Cette exposition mise sur le volume et la richesse de ses collections, son fil directeur en forme de filet de pêche racle tout ce qu’il trouve, toutes sortes de sujets, sur les hauts fonds du noir et blanc. Ce qui a au moins le mérite de nous faire réfléchir, par exemple sur la disparition progressive du « sujet » à l’ancienne. À notre époque extraordinaire, pour le meilleur et pour le pire, on constate dans de nombreux domaines ce qu’il est convenu d’appeler une inversion des valeurs. Et dans la pratique de la capture d’images, on se rend compte, du plasticien patenté au photographe amateur, que l’effet et l’invention ont pris l’avantage sur le sujet naturel. Il faut dire que les moyens techniques s’y prêtent. Tandis que Gustave Le Gray (1820-1884) devait sortir les ciseaux pour juxtaposer le ciel et la mer, il est aujourd’hui devenu facile de faire des trucs bien plus élaborés comme de remplacer la mer par une montagne et de garnir la plage de neige pour y faire passer des skieurs au milieu de chameaux phosphorescents. En composant soi-même, on devient ainsi le metteur en scène de l’image et le créateur.

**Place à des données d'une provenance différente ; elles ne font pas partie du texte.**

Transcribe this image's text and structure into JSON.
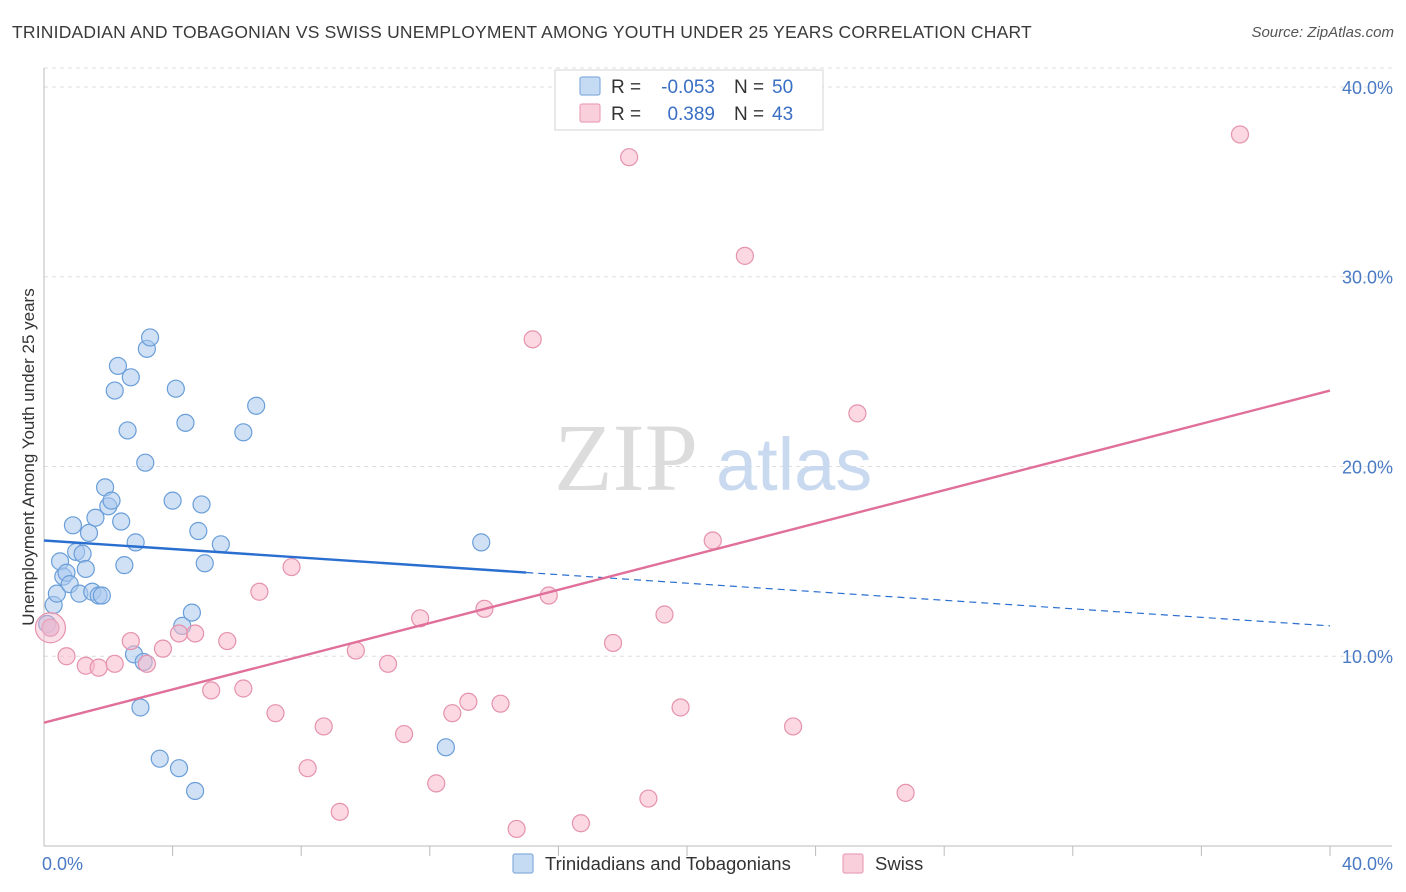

Mais la plupart du temps, afin d’économiser tout effort d’imagination, on va titiller dans tous les sens les curseurs de l’ordinateur ou du téléphone, action permettant d’épater à bon compte, le follower en vadrouille sur Instagram. C’est l’effet pour l’effet, sans l’instant décisif cher à Bresson et sans l’inspiration de tous ces grands auteurs qui n’économisent ni leur temps ni leur énergie afin qu’il se passe quelque chose de solide voire miraculeux dans le cadre.

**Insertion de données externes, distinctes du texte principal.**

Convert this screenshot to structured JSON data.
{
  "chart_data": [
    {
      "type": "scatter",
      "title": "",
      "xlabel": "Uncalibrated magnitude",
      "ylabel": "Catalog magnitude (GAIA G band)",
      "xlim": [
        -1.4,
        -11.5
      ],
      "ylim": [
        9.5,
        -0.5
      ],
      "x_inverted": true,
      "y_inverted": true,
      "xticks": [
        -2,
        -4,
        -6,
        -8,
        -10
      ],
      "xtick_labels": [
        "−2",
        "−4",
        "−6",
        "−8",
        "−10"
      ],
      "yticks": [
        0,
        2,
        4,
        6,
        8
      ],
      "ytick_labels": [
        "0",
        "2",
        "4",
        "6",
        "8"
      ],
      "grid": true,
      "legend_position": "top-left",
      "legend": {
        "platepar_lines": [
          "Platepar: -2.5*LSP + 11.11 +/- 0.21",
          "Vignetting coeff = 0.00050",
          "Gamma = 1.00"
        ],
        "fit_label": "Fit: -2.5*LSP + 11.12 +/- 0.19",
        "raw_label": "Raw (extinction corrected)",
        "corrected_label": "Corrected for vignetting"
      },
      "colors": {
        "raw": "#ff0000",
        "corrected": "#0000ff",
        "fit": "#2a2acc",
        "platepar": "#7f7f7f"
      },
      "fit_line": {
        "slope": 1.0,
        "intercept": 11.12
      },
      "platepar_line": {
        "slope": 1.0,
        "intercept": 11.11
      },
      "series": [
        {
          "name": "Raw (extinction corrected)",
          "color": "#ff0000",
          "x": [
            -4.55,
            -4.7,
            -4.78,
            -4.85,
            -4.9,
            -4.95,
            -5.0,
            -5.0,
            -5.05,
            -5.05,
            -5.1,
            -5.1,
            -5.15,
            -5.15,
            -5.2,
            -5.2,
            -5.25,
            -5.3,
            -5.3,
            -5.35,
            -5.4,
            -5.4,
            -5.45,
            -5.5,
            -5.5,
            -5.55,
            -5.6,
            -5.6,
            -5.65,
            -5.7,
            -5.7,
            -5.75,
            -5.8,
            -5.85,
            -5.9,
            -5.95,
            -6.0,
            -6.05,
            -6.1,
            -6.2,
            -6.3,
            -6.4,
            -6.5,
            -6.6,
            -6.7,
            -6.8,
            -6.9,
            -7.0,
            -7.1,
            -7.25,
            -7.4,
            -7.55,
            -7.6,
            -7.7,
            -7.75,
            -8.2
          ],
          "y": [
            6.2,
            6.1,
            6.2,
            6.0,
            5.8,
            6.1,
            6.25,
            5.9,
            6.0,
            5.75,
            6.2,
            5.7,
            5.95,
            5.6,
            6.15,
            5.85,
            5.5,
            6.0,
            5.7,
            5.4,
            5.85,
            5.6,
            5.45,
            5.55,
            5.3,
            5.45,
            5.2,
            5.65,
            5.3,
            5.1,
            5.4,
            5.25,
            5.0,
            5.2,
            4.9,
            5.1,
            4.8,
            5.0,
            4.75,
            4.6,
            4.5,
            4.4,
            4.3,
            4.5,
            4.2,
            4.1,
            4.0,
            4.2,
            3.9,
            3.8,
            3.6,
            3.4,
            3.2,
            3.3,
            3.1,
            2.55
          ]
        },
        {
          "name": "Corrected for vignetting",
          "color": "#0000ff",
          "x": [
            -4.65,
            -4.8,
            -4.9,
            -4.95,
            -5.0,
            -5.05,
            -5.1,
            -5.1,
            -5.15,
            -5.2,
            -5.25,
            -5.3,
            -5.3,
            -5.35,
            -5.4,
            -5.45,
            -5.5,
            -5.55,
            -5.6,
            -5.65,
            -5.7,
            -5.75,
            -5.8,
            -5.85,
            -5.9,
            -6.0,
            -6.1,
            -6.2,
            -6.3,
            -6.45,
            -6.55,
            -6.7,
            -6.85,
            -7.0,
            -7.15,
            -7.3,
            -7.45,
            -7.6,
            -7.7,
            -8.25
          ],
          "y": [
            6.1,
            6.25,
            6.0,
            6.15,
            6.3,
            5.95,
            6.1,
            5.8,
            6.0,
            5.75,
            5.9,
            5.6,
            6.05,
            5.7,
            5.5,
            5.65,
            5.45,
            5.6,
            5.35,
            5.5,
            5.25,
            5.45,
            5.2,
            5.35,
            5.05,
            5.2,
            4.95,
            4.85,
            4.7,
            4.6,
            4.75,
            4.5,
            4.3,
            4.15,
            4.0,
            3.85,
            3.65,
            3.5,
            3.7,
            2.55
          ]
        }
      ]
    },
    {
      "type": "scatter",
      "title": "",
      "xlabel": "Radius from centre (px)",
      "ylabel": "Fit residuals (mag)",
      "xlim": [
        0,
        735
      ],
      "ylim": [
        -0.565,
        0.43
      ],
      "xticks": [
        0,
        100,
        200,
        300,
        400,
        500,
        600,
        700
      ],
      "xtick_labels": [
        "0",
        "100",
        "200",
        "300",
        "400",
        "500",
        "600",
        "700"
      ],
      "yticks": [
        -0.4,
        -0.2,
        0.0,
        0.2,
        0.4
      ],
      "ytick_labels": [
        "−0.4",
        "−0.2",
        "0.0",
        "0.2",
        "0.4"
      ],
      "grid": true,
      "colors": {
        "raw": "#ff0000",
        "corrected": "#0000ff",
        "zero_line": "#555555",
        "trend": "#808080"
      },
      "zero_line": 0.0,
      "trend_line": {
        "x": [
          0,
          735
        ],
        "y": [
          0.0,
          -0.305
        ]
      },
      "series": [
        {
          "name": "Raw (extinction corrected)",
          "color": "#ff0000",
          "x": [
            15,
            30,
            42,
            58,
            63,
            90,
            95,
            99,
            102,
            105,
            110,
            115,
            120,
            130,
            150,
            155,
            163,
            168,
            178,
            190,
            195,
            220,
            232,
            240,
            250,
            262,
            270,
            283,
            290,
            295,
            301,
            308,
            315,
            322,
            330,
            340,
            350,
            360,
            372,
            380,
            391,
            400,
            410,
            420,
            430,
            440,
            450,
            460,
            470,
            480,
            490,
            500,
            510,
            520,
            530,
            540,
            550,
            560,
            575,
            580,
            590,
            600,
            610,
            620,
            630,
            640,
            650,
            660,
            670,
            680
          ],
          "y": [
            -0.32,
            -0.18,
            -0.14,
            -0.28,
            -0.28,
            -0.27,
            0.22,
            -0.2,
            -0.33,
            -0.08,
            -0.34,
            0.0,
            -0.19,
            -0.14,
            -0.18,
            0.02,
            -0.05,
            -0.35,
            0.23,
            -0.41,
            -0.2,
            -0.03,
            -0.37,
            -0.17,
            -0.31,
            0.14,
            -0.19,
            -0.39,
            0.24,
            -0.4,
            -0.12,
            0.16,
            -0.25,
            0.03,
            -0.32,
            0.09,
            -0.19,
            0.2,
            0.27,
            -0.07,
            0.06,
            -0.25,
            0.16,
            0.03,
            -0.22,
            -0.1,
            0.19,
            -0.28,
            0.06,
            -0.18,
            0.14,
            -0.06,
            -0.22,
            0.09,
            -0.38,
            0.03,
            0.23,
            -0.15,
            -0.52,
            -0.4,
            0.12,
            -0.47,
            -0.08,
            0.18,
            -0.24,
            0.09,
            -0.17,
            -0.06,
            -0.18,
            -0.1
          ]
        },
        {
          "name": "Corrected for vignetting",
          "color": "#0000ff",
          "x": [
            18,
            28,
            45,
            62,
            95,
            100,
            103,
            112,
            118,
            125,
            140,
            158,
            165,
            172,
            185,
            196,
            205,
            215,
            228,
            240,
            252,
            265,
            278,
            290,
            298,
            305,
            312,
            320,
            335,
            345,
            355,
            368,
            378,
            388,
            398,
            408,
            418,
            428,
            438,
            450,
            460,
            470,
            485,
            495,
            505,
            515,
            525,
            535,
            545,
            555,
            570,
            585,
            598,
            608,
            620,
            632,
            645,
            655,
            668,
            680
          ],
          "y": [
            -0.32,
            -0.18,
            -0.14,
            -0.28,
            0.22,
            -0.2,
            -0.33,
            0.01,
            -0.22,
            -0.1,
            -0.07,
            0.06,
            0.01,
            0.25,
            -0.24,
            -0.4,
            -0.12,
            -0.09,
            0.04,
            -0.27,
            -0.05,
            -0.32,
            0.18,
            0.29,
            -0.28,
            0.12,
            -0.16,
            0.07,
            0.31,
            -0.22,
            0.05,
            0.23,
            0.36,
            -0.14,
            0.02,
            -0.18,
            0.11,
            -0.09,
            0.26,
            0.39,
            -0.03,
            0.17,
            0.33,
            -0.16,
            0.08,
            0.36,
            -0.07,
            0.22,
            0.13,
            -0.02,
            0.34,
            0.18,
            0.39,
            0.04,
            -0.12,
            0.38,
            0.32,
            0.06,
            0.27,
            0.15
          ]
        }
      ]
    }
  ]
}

Si on l’a dit le « sujet » de l’expo en lui-même peut manquer d’épaisseur (il en aurait été de même s’il s’était agi d’un banco sur la couleur), le contenu de chaque image présentée et l’histoire qui s’y trouve, rattrape la lacune d’ensemble. Un bon tirage porte une intrigue à lui tout seul, presque un film avec un peu de patience. Et c’est là, à la BnF, que l’on en arrive à la conclusion rationnelle qu’une bonne photographie, c’est dans l’ordre un sujet, un cadre, et seulement après, des effets éventuels comme des contrastes ou de la profondeur de champ. La sauce toute seule en effet, ne fait pas un plat.

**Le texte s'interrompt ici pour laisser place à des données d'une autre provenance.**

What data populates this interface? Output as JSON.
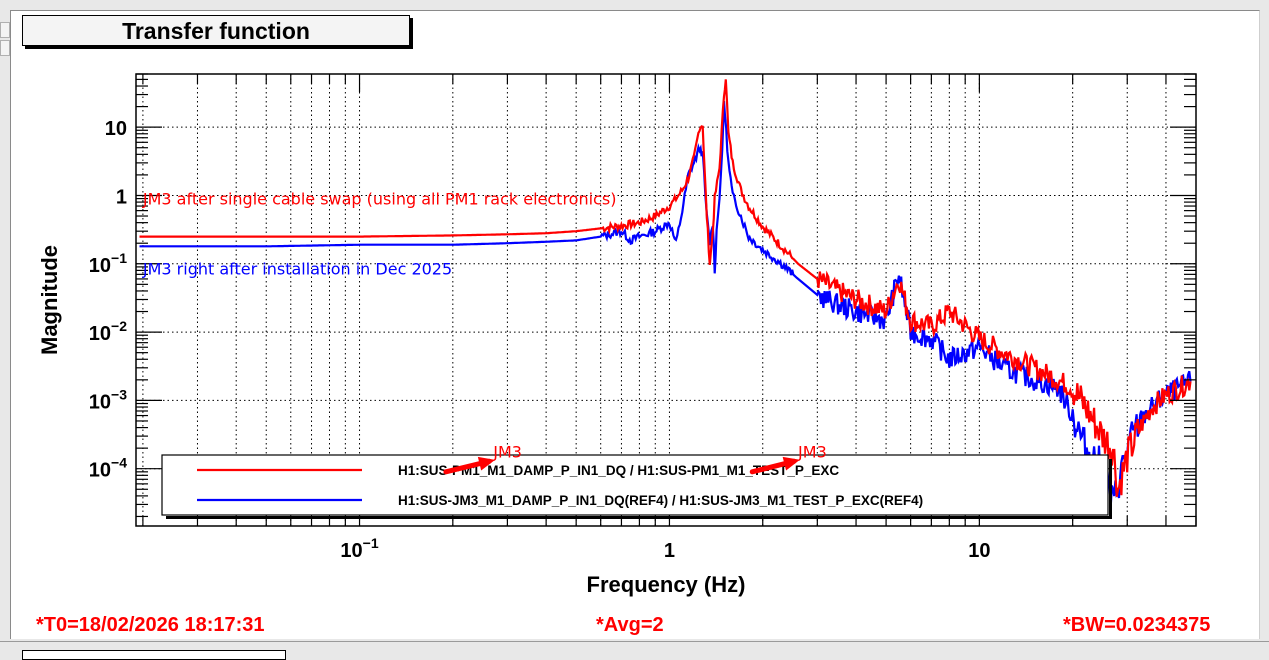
{
  "window": {
    "title": "Transfer function"
  },
  "status_bar": {
    "t0": "*T0=18/02/2026 18:17:31",
    "avg": "*Avg=2",
    "bw": "*BW=0.0234375"
  },
  "colors": {
    "red_series": "#ff0000",
    "blue_series": "#0000ff",
    "status_text": "#ff0000"
  },
  "chart_data": {
    "type": "line",
    "title": "Transfer function",
    "xlabel": "Frequency (Hz)",
    "ylabel": "Magnitude",
    "xscale": "log",
    "yscale": "log",
    "xlim": [
      0.019,
      50
    ],
    "ylim": [
      1.45e-05,
      60
    ],
    "grid": true,
    "x_ticks": [
      {
        "value": 0.1,
        "label_base": "10",
        "label_exp": "−1"
      },
      {
        "value": 1,
        "label_base": "1",
        "label_exp": ""
      },
      {
        "value": 10,
        "label_base": "10",
        "label_exp": ""
      }
    ],
    "y_ticks": [
      {
        "value": 10,
        "label_base": "10",
        "label_exp": ""
      },
      {
        "value": 1,
        "label_base": "1",
        "label_exp": ""
      },
      {
        "value": 0.1,
        "label_base": "10",
        "label_exp": "−1"
      },
      {
        "value": 0.01,
        "label_base": "10",
        "label_exp": "−2"
      },
      {
        "value": 0.001,
        "label_base": "10",
        "label_exp": "−3"
      },
      {
        "value": 0.0001,
        "label_base": "10",
        "label_exp": "−4"
      }
    ],
    "legend": {
      "position": "bottom-center",
      "entries": [
        {
          "label": "H1:SUS-PM1_M1_DAMP_P_IN1_DQ / H1:SUS-PM1_M1_TEST_P_EXC",
          "color": "#ff0000"
        },
        {
          "label": "H1:SUS-JM3_M1_DAMP_P_IN1_DQ(REF4) / H1:SUS-JM3_M1_TEST_P_EXC(REF4)",
          "color": "#0000ff"
        }
      ]
    },
    "annotations": [
      {
        "text": "JM3 after single cable swap (using all PM1 rack electronics)",
        "color": "#ff0000",
        "x": 0.02,
        "y": 0.9
      },
      {
        "text": "JM3 right after installation in Dec 2025",
        "color": "#0000ff",
        "x": 0.02,
        "y": 0.085
      },
      {
        "text": "JM3",
        "color": "#ff0000",
        "x": 0.27,
        "y": 0.00018,
        "arrow_to": [
          0.19,
          9e-05
        ]
      },
      {
        "text": "JM3",
        "color": "#ff0000",
        "x": 2.6,
        "y": 0.00018,
        "arrow_to": [
          1.85,
          9e-05
        ]
      }
    ],
    "series": [
      {
        "name": "H1:SUS-PM1_M1_DAMP_P_IN1_DQ / H1:SUS-PM1_M1_TEST_P_EXC",
        "color": "#ff0000",
        "x": [
          0.0195,
          0.05,
          0.1,
          0.2,
          0.3,
          0.4,
          0.5,
          0.6,
          0.7,
          0.8,
          0.9,
          1.0,
          1.05,
          1.1,
          1.15,
          1.2,
          1.25,
          1.28,
          1.3,
          1.32,
          1.35,
          1.38,
          1.4,
          1.45,
          1.5,
          1.52,
          1.55,
          1.6,
          1.7,
          1.8,
          2.0,
          2.3,
          2.6,
          3.0,
          3.5,
          4.0,
          5.0,
          5.5,
          6.0,
          7.0,
          8.0,
          10,
          12,
          15,
          18,
          20,
          22,
          25,
          27,
          28,
          30,
          33,
          36,
          40,
          45,
          48
        ],
        "y": [
          0.25,
          0.25,
          0.25,
          0.26,
          0.27,
          0.28,
          0.3,
          0.33,
          0.36,
          0.4,
          0.5,
          0.7,
          0.9,
          1.2,
          1.8,
          3.5,
          10,
          11,
          2.0,
          0.5,
          0.1,
          0.3,
          0.9,
          2.5,
          30,
          55,
          8,
          3,
          1.2,
          0.7,
          0.35,
          0.18,
          0.1,
          0.06,
          0.04,
          0.03,
          0.02,
          0.06,
          0.015,
          0.012,
          0.02,
          0.008,
          0.005,
          0.003,
          0.002,
          0.0015,
          0.0008,
          0.0003,
          0.0002,
          5e-05,
          0.00015,
          0.0004,
          0.0008,
          0.0012,
          0.0016,
          0.0019
        ]
      },
      {
        "name": "H1:SUS-JM3_M1_DAMP_P_IN1_DQ(REF4) / H1:SUS-JM3_M1_TEST_P_EXC(REF4)",
        "color": "#0000ff",
        "x": [
          0.0195,
          0.05,
          0.1,
          0.2,
          0.3,
          0.4,
          0.5,
          0.6,
          0.7,
          0.75,
          0.8,
          0.9,
          1.0,
          1.05,
          1.1,
          1.15,
          1.2,
          1.25,
          1.28,
          1.32,
          1.35,
          1.38,
          1.4,
          1.42,
          1.45,
          1.48,
          1.5,
          1.55,
          1.6,
          1.7,
          1.8,
          2.0,
          2.3,
          2.6,
          3.0,
          3.5,
          4.0,
          5.0,
          5.5,
          6.0,
          7.0,
          8.0,
          10,
          12,
          15,
          18,
          20,
          22,
          25,
          27,
          30,
          33,
          36,
          40,
          45,
          48
        ],
        "y": [
          0.18,
          0.18,
          0.19,
          0.19,
          0.2,
          0.21,
          0.22,
          0.25,
          0.3,
          0.22,
          0.25,
          0.3,
          0.4,
          0.2,
          0.6,
          2,
          3,
          5,
          4,
          0.5,
          0.2,
          0.4,
          0.08,
          0.3,
          1,
          4,
          25,
          3,
          1.0,
          0.5,
          0.25,
          0.16,
          0.1,
          0.06,
          0.035,
          0.025,
          0.02,
          0.015,
          0.07,
          0.01,
          0.008,
          0.004,
          0.006,
          0.003,
          0.002,
          0.0015,
          0.0006,
          0.0002,
          0.0001,
          3e-05,
          0.0002,
          0.0005,
          0.0008,
          0.0012,
          0.0016,
          0.0019
        ]
      }
    ]
  }
}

Si tout va comme prévu on devrait pouvoir s’attendre en 2024 à une belle exposition sur la crise sanitaire, très généreusement financée par l’État et portée par la BnF. La « grande » commande ainsi qualifiée, aura permis moyennant quelques millions d’euros, à deux cents lauréats, de s’adonner aux joies du photoreportage avec une thématique cette fois bien cadrée en tête. C’est le magot post-pandémie. Ce sera instructif de quantifier pour le coup, combien en l’occurrence auront choisi entre la couleur et le noir et blanc. Combien n’auront pas oublié le sujet en route.